Schutz vor Diskriminierung
Schäffer bezeichnete das Gesetz als „Meilenstein für den Schutz vor Diskriminierung“. Sie verwies auf das sozio-Ökonomische Panel der Bundesbeauftragten für Antidiskriminierung, demzufolge etwa 13 Prozent der menschen in Deutschland, darunter viele mit Migrationshintergrund, Alltagsdiskriminierung erfahren haben.

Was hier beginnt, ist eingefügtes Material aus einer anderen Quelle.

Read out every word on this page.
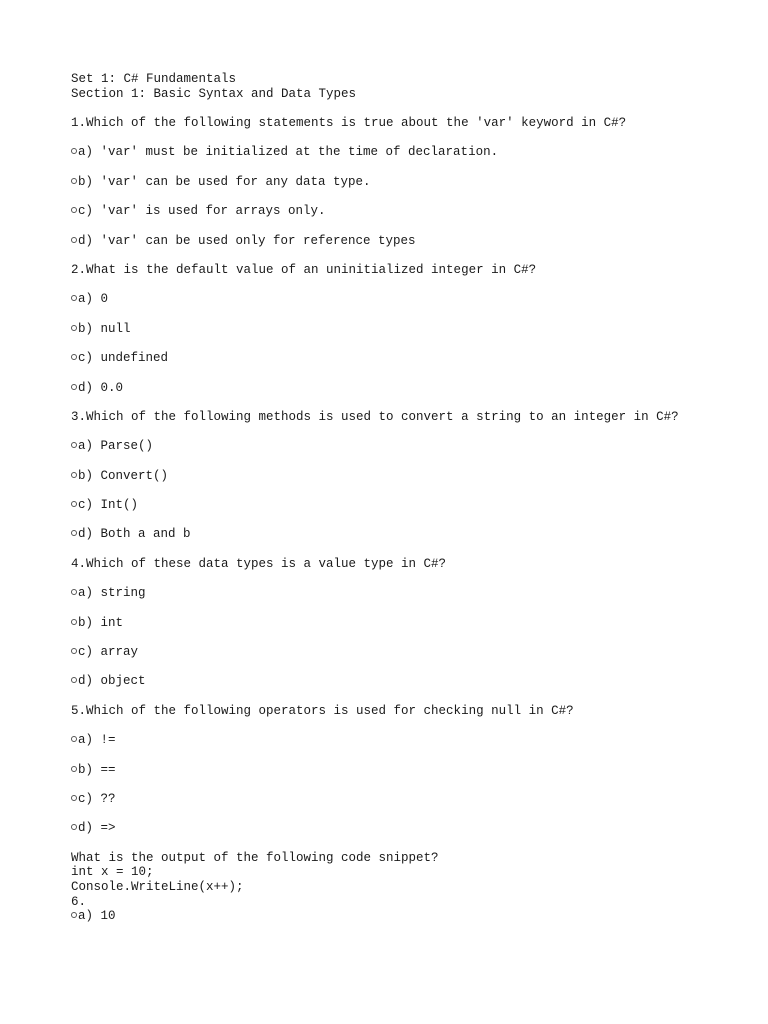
Set 1: C# Fundamentals
Section 1: Basic Syntax and Data Types
1.Which of the following statements is true about the 'var' keyword in C#?
a) 'var' must be initialized at the time of declaration.
b) 'var' can be used for any data type.
c) 'var' is used for arrays only.
d) 'var' can be used only for reference types
2.What is the default value of an uninitialized integer in C#?
a) 0
b) null
c) undefined
d) 0.0
3.Which of the following methods is used to convert a string to an integer in C#?
a) Parse()
b) Convert()
c) Int()
d) Both a and b
4.Which of these data types is a value type in C#?
a) string
b) int
c) array
d) object
5.Which of the following operators is used for checking null in C#?
a) !=
b) ==
c) ??
d) =>
What is the output of the following code snippet?
int x = 10;
Console.WriteLine(x++);
6.
a) 10
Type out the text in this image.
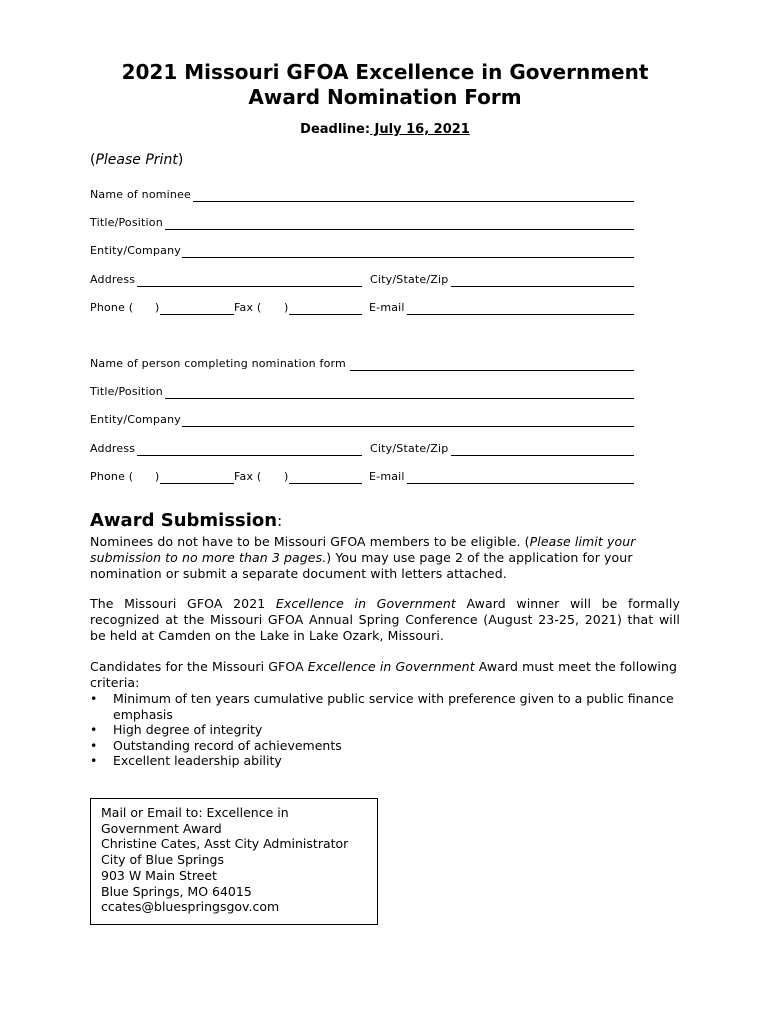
2021 Missouri GFOA Excellence in Government
Award Nomination Form
Deadline: July 16, 2021
(Please Print)
Name of nominee
Title/Position
Entity/Company
Address	City/State/Zip
Phone ( )	Fax ( )	E-mail
Name of person completing nomination form
Title/Position
Entity/Company
Address	City/State/Zip
Phone ( )	Fax ( )	E-mail
Award Submission:
Nominees do not have to be Missouri GFOA members to be eligible. (Please limit your submission to no more than 3 pages.) You may use page 2 of the application for your nomination or submit a separate document with letters attached.
The Missouri GFOA 2021 Excellence in Government Award winner will be formally recognized at the Missouri GFOA Annual Spring Conference (August 23-25, 2021) that will be held at Camden on the Lake in Lake Ozark, Missouri.
Candidates for the Missouri GFOA Excellence in Government Award must meet the following criteria:
• Minimum of ten years cumulative public service with preference given to a public finance emphasis
• High degree of integrity
• Outstanding record of achievements
• Excellent leadership ability
Mail or Email to: Excellence in
Government Award
Christine Cates, Asst City Administrator
City of Blue Springs
903 W Main Street
Blue Springs, MO 64015
ccates@bluespringsgov.com
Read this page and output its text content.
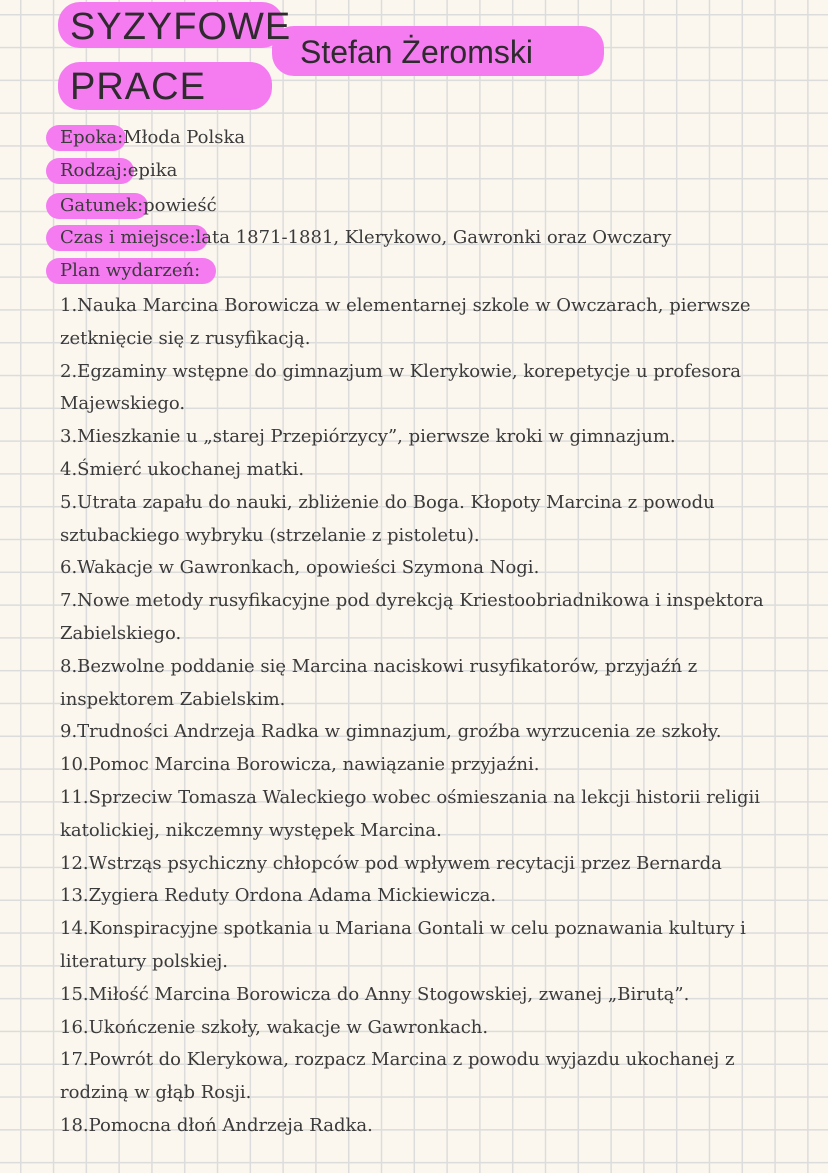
SYZYFOWE
PRACE
Stefan Żeromski
Epoka:Młoda Polska
Rodzaj:epika
Gatunek:powieść
Czas i miejsce:lata 1871-1881, Klerykowo, Gawronki oraz Owczary
Plan wydarzeń:
1.Nauka Marcina Borowicza w elementarnej szkole w Owczarach, pierwsze zetknięcie się z rusyfikacją.
2.Egzaminy wstępne do gimnazjum w Klerykowie, korepetycje u profesora Majewskiego.
3.Mieszkanie u „starej Przepiórzycy”, pierwsze kroki w gimnazjum.
4.Śmierć ukochanej matki.
5.Utrata zapału do nauki, zbliżenie do Boga. Kłopoty Marcina z powodu sztubackiego wybryku (strzelanie z pistoletu).
6.Wakacje w Gawronkach, opowieści Szymona Nogi.
7.Nowe metody rusyfikacyjne pod dyrekcją Kriestoobriadnikowa i inspektora Zabielskiego.
8.Bezwolne poddanie się Marcina naciskowi rusyfikatorów, przyjaźń z inspektorem Zabielskim.
9.Trudności Andrzeja Radka w gimnazjum, groźba wyrzucenia ze szkoły.
10.Pomoc Marcina Borowicza, nawiązanie przyjaźni.
11.Sprzeciw Tomasza Waleckiego wobec ośmieszania na lekcji historii religii katolickiej, nikczemny występek Marcina.
12.Wstrząs psychiczny chłopców pod wpływem recytacji przez Bernarda
13.Zygiera Reduty Ordona Adama Mickiewicza.
14.Konspiracyjne spotkania u Mariana Gontali w celu poznawania kultury i literatury polskiej.
15.Miłość Marcina Borowicza do Anny Stogowskiej, zwanej „Birutą”.
16.Ukończenie szkoły, wakacje w Gawronkach.
17.Powrót do Klerykowa, rozpacz Marcina z powodu wyjazdu ukochanej z rodziną w głąb Rosji.
18.Pomocna dłoń Andrzeja Radka.
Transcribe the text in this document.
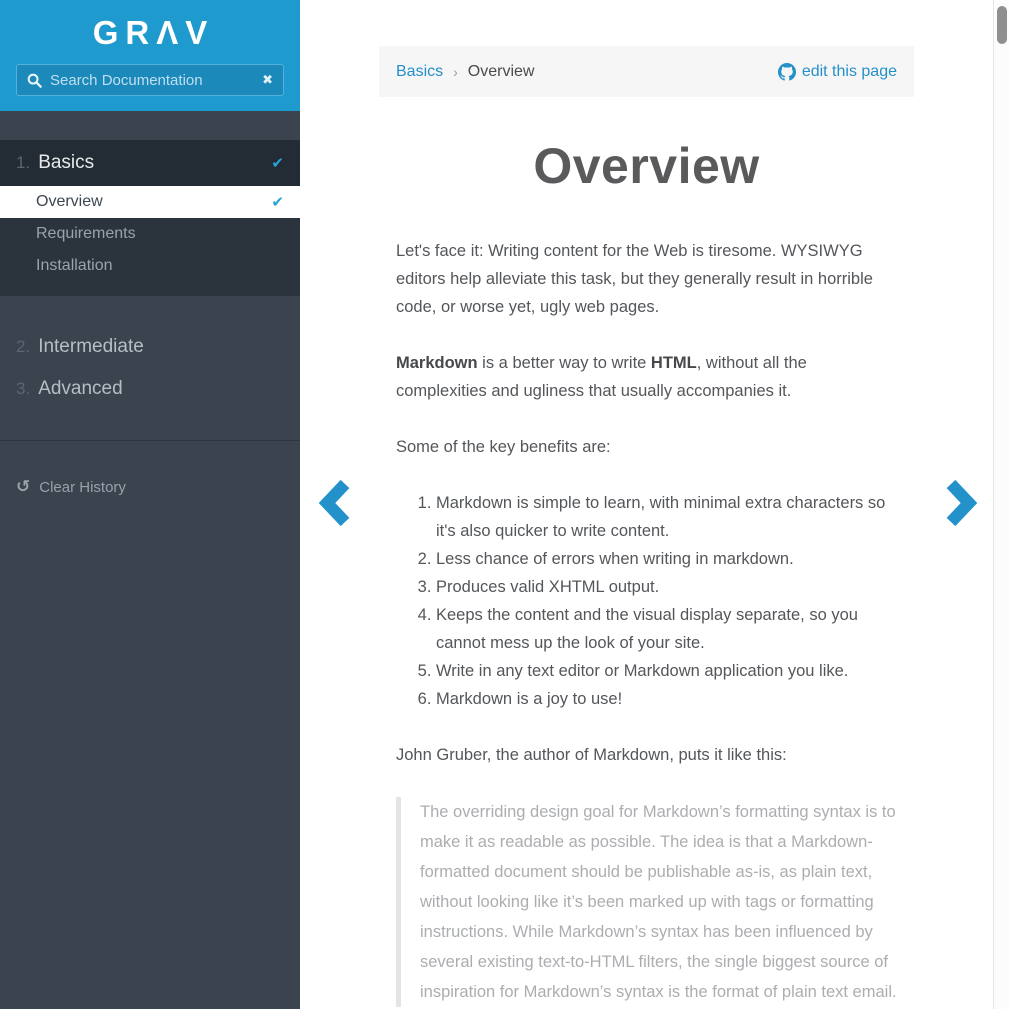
GRΛV
Search Documentation
✖
1. Basics	✔
Overview	✔
Requirements
Installation
2. Intermediate
3. Advanced
↺ Clear History
Basics › Overview	edit this page
Overview

Let's face it: Writing content for the Web is tiresome. WYSIWYG editors help alleviate this task, but they generally result in horrible code, or worse yet, ugly web pages.

Markdown is a better way to write HTML, without all the complexities and ugliness that usually accompanies it.

Some of the key benefits are:

1. Markdown is simple to learn, with minimal extra characters so it's also quicker to write content.
2. Less chance of errors when writing in markdown.
3. Produces valid XHTML output.
4. Keeps the content and the visual display separate, so you cannot mess up the look of your site.
5. Write in any text editor or Markdown application you like.
6. Markdown is a joy to use!

John Gruber, the author of Markdown, puts it like this:

The overriding design goal for Markdown’s formatting syntax is to make it as readable as possible. The idea is that a Markdown-formatted document should be publishable as-is, as plain text, without looking like it’s been marked up with tags or formatting instructions. While Markdown’s syntax has been influenced by several existing text-to-HTML filters, the single biggest source of inspiration for Markdown’s syntax is the format of plain text email.
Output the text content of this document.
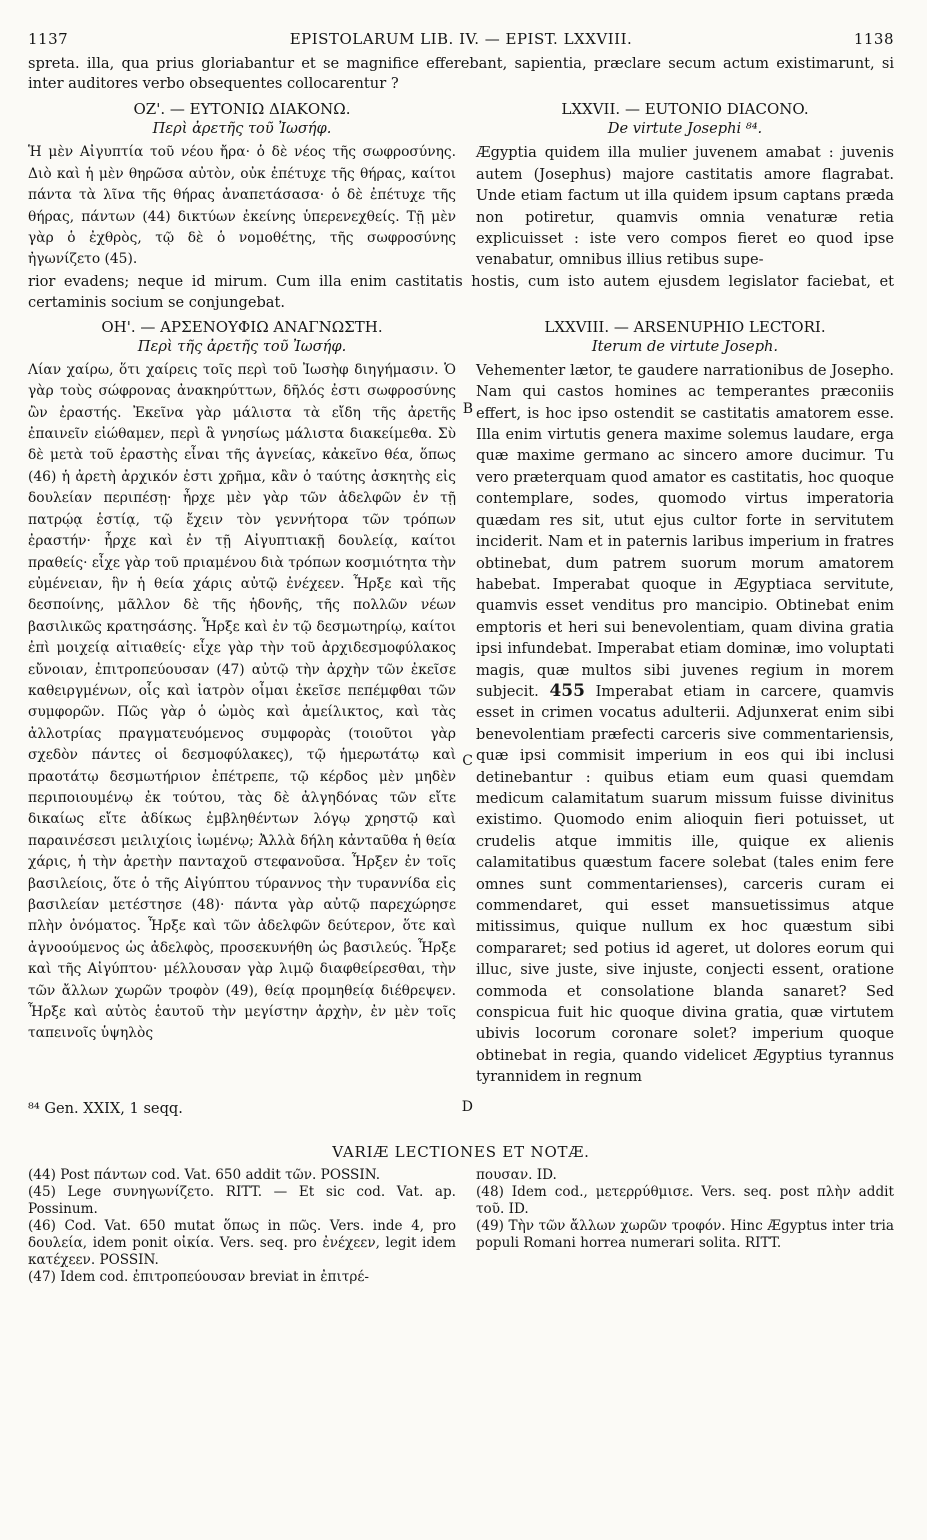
1137	EPISTOLARUM LIB. IV. — EPIST. LXXVIII.	1138
spreta. illa, qua prius gloriabantur et se magnifice efferebant, sapientia, præclare secum actum existimarunt, si inter auditores verbo obsequentes collocarentur ?
ΟΖ'. — ΕΥΤΟΝΙΩ ΔΙΑΚΟΝΩ.
Περὶ ἀρετῆς τοῦ Ἰωσήφ.
Ἡ μὲν Αἰγυπτία τοῦ νέου ἤρα· ὁ δὲ νέος τῆς σωφροσύνης. Διὸ καὶ ἡ μὲν θηρῶσα αὐτὸν, οὐκ ἐπέτυχε τῆς θήρας, καίτοι πάντα τὰ λῖνα τῆς θήρας ἀναπετάσασα· ὁ δὲ ἐπέτυχε τῆς θήρας, πάντων (44) δικτύων ἐκείνης ὑπερενεχθείς. Τῇ μὲν γὰρ ὁ ἐχθρὸς, τῷ δὲ ὁ νομοθέτης, τῆς σωφροσύνης ἠγωνίζετο (45).
LXXVII. — EUTONIO DIACONO.
De virtute Josephi ⁸⁴.
Ægyptia quidem illa mulier juvenem amabat : juvenis autem (Josephus) majore castitatis amore flagrabat. Unde etiam factum ut illa quidem ipsum captans præda non potiretur, quamvis omnia venaturæ retia explicuisset : iste vero compos fieret eo quod ipse venabatur, omnibus illius retibus supe-
rior evadens; neque id mirum. Cum illa enim castitatis hostis, cum isto autem ejusdem legislator faciebat, et certaminis socium se conjungebat.
ΟΗ'. — ΑΡΣΕΝΟΥΦΙΩ ΑΝΑΓΝΩΣΤΗ.
Περὶ τῆς ἀρετῆς τοῦ Ἰωσήφ.
Λίαν χαίρω, ὅτι χαίρεις τοῖς περὶ τοῦ Ἰωσὴφ διηγήμασιν. Ὁ γὰρ τοὺς σώφρονας ἀνακηρύττων, δῆλός ἐστι σωφροσύνης ὢν ἐραστής. Ἐκεῖνα γὰρ μάλιστα τὰ εἴδη τῆς ἀρετῆς ἐπαινεῖν εἰώθαμεν, περὶ ἃ γνησίως μάλιστα διακείμεθα. Σὺ δὲ μετὰ τοῦ ἐραστὴς εἶναι τῆς ἁγνείας, κἀκεῖνο θέα, ὅπως (46) ἡ ἀρετὴ ἀρχικόν ἐστι χρῆμα, κἂν ὁ ταύτης ἀσκητὴς εἰς δουλείαν περιπέσῃ· ἦρχε μὲν γὰρ τῶν ἀδελφῶν ἐν τῇ πατρῴᾳ ἑστίᾳ, τῷ ἔχειν τὸν γεννήτορα τῶν τρόπων ἐραστήν· ἦρχε καὶ ἐν τῇ Αἰγυπτιακῇ δουλείᾳ, καίτοι πραθείς· εἶχε γὰρ τοῦ πριαμένου διὰ τρόπων κοσμιότητα τὴν εὐμένειαν, ἣν ἡ θεία χάρις αὐτῷ ἐνέχεεν. Ἦρξε καὶ τῆς δεσποίνης, μᾶλλον δὲ τῆς ἡδονῆς, τῆς πολλῶν νέων βασιλικῶς κρατησάσης. Ἦρξε καὶ ἐν τῷ δεσμωτηρίῳ, καίτοι ἐπὶ μοιχείᾳ αἰτιαθείς· εἶχε γὰρ τὴν τοῦ ἀρχιδεσμοφύλακος εὔνοιαν, ἐπιτροπεύουσαν (47) αὐτῷ τὴν ἀρχὴν τῶν ἐκεῖσε καθειργμένων, οἷς καὶ ἰατρὸν οἶμαι ἐκεῖσε πεπέμφθαι τῶν συμφορῶν. Πῶς γὰρ ὁ ὠμὸς καὶ ἀμείλικτος, καὶ τὰς ἀλλοτρίας πραγματευόμενος συμφορὰς (τοιοῦτοι γὰρ σχεδὸν πάντες οἱ δεσμοφύλακες), τῷ ἡμερωτάτῳ καὶ πραοτάτῳ δεσμωτήριον ἐπέτρεπε, τῷ κέρδος μὲν μηδὲν περιποιουμένῳ ἐκ τούτου, τὰς δὲ ἀλγηδόνας τῶν εἴτε δικαίως εἴτε ἀδίκως ἐμβληθέντων λόγῳ χρηστῷ καὶ παραινέσεσι μειλιχίοις ἰωμένῳ; Ἀλλὰ δήλη κἀνταῦθα ἡ θεία χάρις, ἡ τὴν ἀρετὴν πανταχοῦ στεφανοῦσα. Ἦρξεν ἐν τοῖς βασιλείοις, ὅτε ὁ τῆς Αἰγύπτου τύραννος τὴν τυραννίδα εἰς βασιλείαν μετέστησε (48)· πάντα γὰρ αὐτῷ παρεχώρησε πλὴν ὀνόματος. Ἦρξε καὶ τῶν ἀδελφῶν δεύτερον, ὅτε καὶ ἀγνοούμενος ὡς ἀδελφὸς, προσεκυνήθη ὡς βασιλεύς. Ἦρξε καὶ τῆς Αἰγύπτου· μέλλουσαν γὰρ λιμῷ διαφθείρεσθαι, τὴν τῶν ἄλλων χωρῶν τροφὸν (49), θείᾳ προμηθείᾳ διέθρεψεν. Ἦρξε καὶ αὐτὸς ἑαυτοῦ τὴν μεγίστην ἀρχὴν, ἐν μὲν τοῖς ταπεινοῖς ὑψηλὸς
B
C
D
LXXVIII. — ARSENUPHIO LECTORI.
Iterum de virtute Joseph.
Vehementer lætor, te gaudere narrationibus de Josepho. Nam qui castos homines ac temperantes præconiis effert, is hoc ipso ostendit se castitatis amatorem esse. Illa enim virtutis genera maxime solemus laudare, erga quæ maxime germano ac sincero amore ducimur. Tu vero præterquam quod amator es castitatis, hoc quoque contemplare, sodes, quomodo virtus imperatoria quædam res sit, utut ejus cultor forte in servitutem inciderit. Nam et in paternis laribus imperium in fratres obtinebat, dum patrem suorum morum amatorem habebat. Imperabat quoque in Ægyptiaca servitute, quamvis esset venditus pro mancipio. Obtinebat enim emptoris et heri sui benevolentiam, quam divina gratia ipsi infundebat. Imperabat etiam dominæ, imo voluptati magis, quæ multos sibi juvenes regium in morem subjecit. 455 Imperabat etiam in carcere, quamvis esset in crimen vocatus adulterii. Adjunxerat enim sibi benevolentiam præfecti carceris sive commentariensis, quæ ipsi commisit imperium in eos qui ibi inclusi detinebantur : quibus etiam eum quasi quemdam medicum calamitatum suarum missum fuisse divinitus existimo. Quomodo enim alioquin fieri potuisset, ut crudelis atque immitis ille, quique ex alienis calamitatibus quæstum facere solebat (tales enim fere omnes sunt commentarienses), carceris curam ei commendaret, qui esset mansuetissimus atque mitissimus, quique nullum ex hoc quæstum sibi compararet; sed potius id ageret, ut dolores eorum qui illuc, sive juste, sive injuste, conjecti essent, oratione commoda et consolatione blanda sanaret? Sed conspicua fuit hic quoque divina gratia, quæ virtutem ubivis locorum coronare solet? imperium quoque obtinebat in regia, quando videlicet Ægyptius tyrannus tyrannidem in regnum
⁸⁴ Gen. XXIX, 1 seqq.
VARIÆ LECTIONES ET NOTÆ.

(44) Post πάντων cod. Vat. 650 addit τῶν. POSSIN.

(45) Lege συνηγωνίζετο. RITT. — Et sic cod. Vat. ap. Possinum.

(46) Cod. Vat. 650 mutat ὅπως in πῶς. Vers. inde 4, pro δουλεία, idem ponit οἰκία. Vers. seq. pro ἐνέχεεν, legit idem κατέχεεν. POSSIN.

(47) Idem cod. ἐπιτροπεύουσαν breviat in ἐπιτρέ-

πουσαν. ID.

(48) Idem cod., μετερρύθμισε. Vers. seq. post πλὴν addit τοῦ. ID.

(49) Τὴν τῶν ἄλλων χωρῶν τροφόν. Hinc Ægyptus inter tria populi Romani horrea numerari solita. RITT.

Schließung einer Schutzlücke
Laut Schäffer schließt das Landesantidiskriminierungsgesetz (LADG) eine Schutzlücke des Allgemeinen Gleichbehandlungsgesetzes (AGG). Während das AGG bei privatrechtlichen Fragen greift, schützt das LADG Bürger im Kontakt mit staatlichen Behörden vor Diskriminierung. Klagen richten sich gegen die Institution,nicht gegen einzelpersonen.
Kritik und Bedenken
Der Deutsche Beamtenbund (DBB) in NRW und die Opposition im Landtag kritisieren das Gesetz. Sie warnen vor einem Generalverdacht gegenüber Behördenmitarbeitern und zusätzlicher Bürokratie. Die geringe Zahl an Diskriminierungsfällen in behörden mache das Gesetz ihrer Meinung nach unnötig.
Besonders umstritten ist die Beweislastregelung. Künftig sollen Indizien ausreichen,um Beschuldigte zur Beweisführung zu zwingen. Schäffer widerspricht: „Das gesetz sieht eine Beweislasterleichterung vor. Indizien müssen eine Diskriminierung plausibel erscheinen lassen.“ Bloße Vermutungen reichten nicht aus.